IRS Chief Counsel Advice 201511018 provides helpful clarification regarding the tax year in which a taxpayer is eligible to deduct a theft loss incurred in connection with a Ponzi scheme. Before addressing the new ground covered by CCA 201511018, however, this blog post briefly summarizes the prior guidance regarding the timing of deductibility of Ponzi theft losses.
A theft loss is generally deductible in the tax year in which the taxpayer discovers the loss. See I.R.C. Section 165(e). The theft loss is not deductible in the year of discovery, however, to the extent the taxpayer still has a reasonable prospect of recovering that loss as of the end of that year. See Treas. Reg. Section 1.165-8(a)(2); Treas. Reg. Section 1.165-1(d)(3). In that scenario, the taxpayer cannot deduct an amount of the loss until the tax year in which it can be determined with reasonable certainty that the amount will not be recovered. See id.
In Rev. Proc. 2009-20, the IRS provided an optional safe harbor through which qualifying taxpayers can establish the tax year in which the Ponzi theft loss was deductible. Rev. Proc. 2009-20 provides that a qualifying taxpayer’s discovery year under the safe harbor is the year in which an indictment, information, or criminal complaint is filed against the Ponzi scheme promotor alleging a crime constituting a theft under the law of the relevant jurisdiction. See id., Section 4.04.
In addition, Rev. Proc. 2011-58 addresses the situation in which the Ponzi scheme promotor died prior to when the government could charge him/her with criminal theft. Rev. Proc. 2011-58 modified a qualifying taxpayer’s discovery year to include the later of: (i) the year in which a civil complaint or similar document (such as a notice or order instituting administrative proceedings or other document that the IRS designates) was filed; or (ii) the year in which the Ponzi scheme promotor died. See Rev. Proc. 2011-58, Section 4.02.
CCA 201511018 clarifies the qualifying taxpayer’s discovery year for purposes of the Rev. Proc. 2009-20 safe harbor in the situation in which a lead Ponzi scheme promotor dies in a year prior to when the government brings criminal charges against another promotor of the same scheme.
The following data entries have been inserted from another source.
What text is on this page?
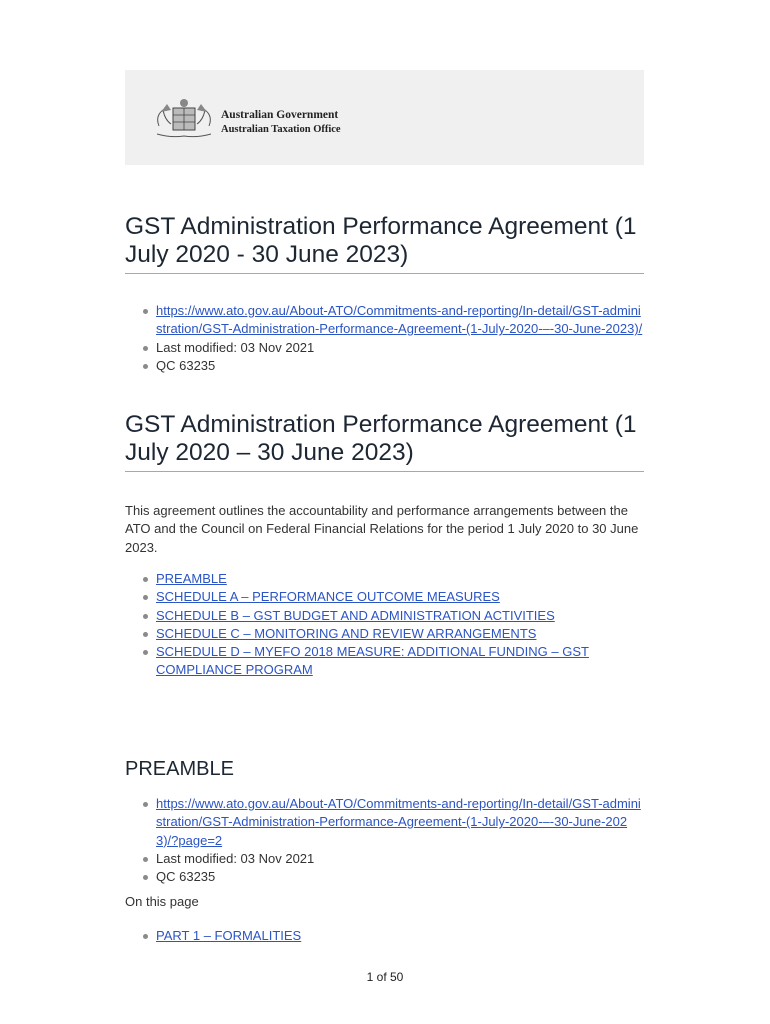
Australian Government
Australian Taxation Office
GST Administration Performance Agreement (1 July 2020 - 30 June 2023)
https://www.ato.gov.au/About-ATO/Commitments-and-reporting/In-detail/GST-administration/GST-Administration-Performance-Agreement-(1-July-2020-–-30-June-2023)/
Last modified: 03 Nov 2021
QC 63235
GST Administration Performance Agreement (1 July 2020 – 30 June 2023)

This agreement outlines the accountability and performance arrangements between the ATO and the Council on Federal Financial Relations for the period 1 July 2020 to 30 June 2023.

PREAMBLE
SCHEDULE A – PERFORMANCE OUTCOME MEASURES
SCHEDULE B – GST BUDGET AND ADMINISTRATION ACTIVITIES
SCHEDULE C – MONITORING AND REVIEW ARRANGEMENTS
SCHEDULE D – MYEFO 2018 MEASURE: ADDITIONAL FUNDING – GST COMPLIANCE PROGRAM
PREAMBLE
https://www.ato.gov.au/About-ATO/Commitments-and-reporting/In-detail/GST-administration/GST-Administration-Performance-Agreement-(1-July-2020-–-30-June-2023)/?page=2
Last modified: 03 Nov 2021
QC 63235

On this page

PART 1 – FORMALITIES
1 of 50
The Chief Counsel’s Office concluded that the qualifying taxpayer’s discovery year was the year in which all three of the following occurred: (i) a civil complaint was filed alleging facts that comprise substantially all of the elements of a specified fraudulent arrangement conducted by the lead figures; (ii) one of the lead figures died before being criminally charged; and (iii) a receiver was appointed with respect to the Ponzi arrangement. Thus, CCA 201511018 indicates that a taxpayer’s discovery year in which the theft loss may be deducted under the Rev. Proc. 2009-20 safe harbor may be prior to the year in which criminal charges are brought against the promotors, provided that a civil complaint has been filed, a receiver has been appointed, and a lead promotor has died.
Continued Uncertainty and Need for Protective Refund Claims
There is still a great deal of uncertainty regarding the timing of deductibility of the theft loss arising from a Ponzi scheme, notwithstanding CCA 201511018 and prior guidance. For those taxpayers who do not satisfy the requirements of the Rev. Proc. 2009-20 safe harbor, their burden of substantiating the year in which the theft loss is deductible remains high. They must continue to carry the burden of proving the year in which the theft was discovered and the extent to which there is no reasonable prospect for recovering the loss.
Even for a taxpayer who is within the Rev. Proc. 2009-20 safe harbor, what is the discovery year in the situation in which the government has only filed a civil fraud complaint against the Ponzi scheme promotors but has not yet alleged criminal charges, and all of the promotors are alive? In many situations, the government opts to pursue the Ponzi promotor civilly before bringing criminal charges. Does the safe harbor require the taxpayer in that situation to wait until the civil proceeding is resolved and the criminal case has commenced in order to deduct the related theft loss?
As a result of the substantial uncertainty that often exists regarding the proper timing of a theft loss deduction under a specific set of facts, taxpayers should consider filing protective claims for refund for each of the tax years open under the statute of limitations in which the theft loss could have been sustained. By filing the protective refund claim, the taxpayer can preserve his/her right to claim the benefit of the theft loss deduction for each of those years, even when the correct discovery year is not determined until after the limitations period for claiming a refund for that year would have otherwise expired.